Brand Protection. To protect the safety of online users and reputation of the organization’s brand, employers need to “practice security Judo,” according to expert Andy Ellis in a Tripwire article. The Brand Protection Analyst guards against infringement of trademark and copyright law. A Distinguished Technologist at one firm identifies, captures, and protects intellectual property through filing patents or acquisitions.
Social Media Monitoring. Zoosk, a romantic social network, hires customer support-fraud prevention specialists to review member content for offensive photos and violent or abusive text. Amazon’s Kindle team needs risk management specialists with “a passion for reading” to screen member submissions sensitive for religious, political, or other reasons. Due to NCAA compliance regulations, social media monitoring companies (e.g. UDiligence, JumpForward, and Varsity Monitor) target inappropriate posts and photos by student-athletes. Opportunities: Employers often look for experienced applicants with certifications: Certified Ethical Hacker; Computer Hacking Forensics Investigator; Certified Security Analyst/License Penetration Tester (LPT).

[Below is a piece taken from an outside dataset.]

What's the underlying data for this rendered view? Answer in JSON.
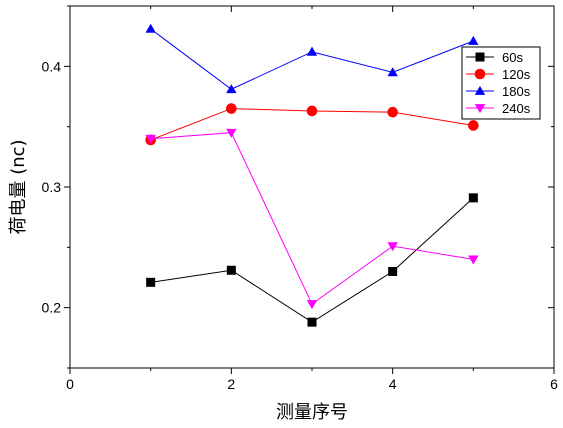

Information security (infosec) internships are available in areas including software engineering, technical support, web application programming, systems test engineering, and services marketing. Recent college graduates are recruited for positions such as Internet fraud analyst, data analyst, brand protection analyst, and software engineer-web application firewall. Depending on the role, employers often seek qualifications in computer science, MIS, and computer engineering. Other degrees typically sought include behavioral science, statistics, economics, and user interface design. The founder of the DefCon and Black Hat conferences has a BA in criminal justice. Professionals with at least three years of experience may qualify for jobs as an incident response consultant, fraud investigator, or information security engineer, among others.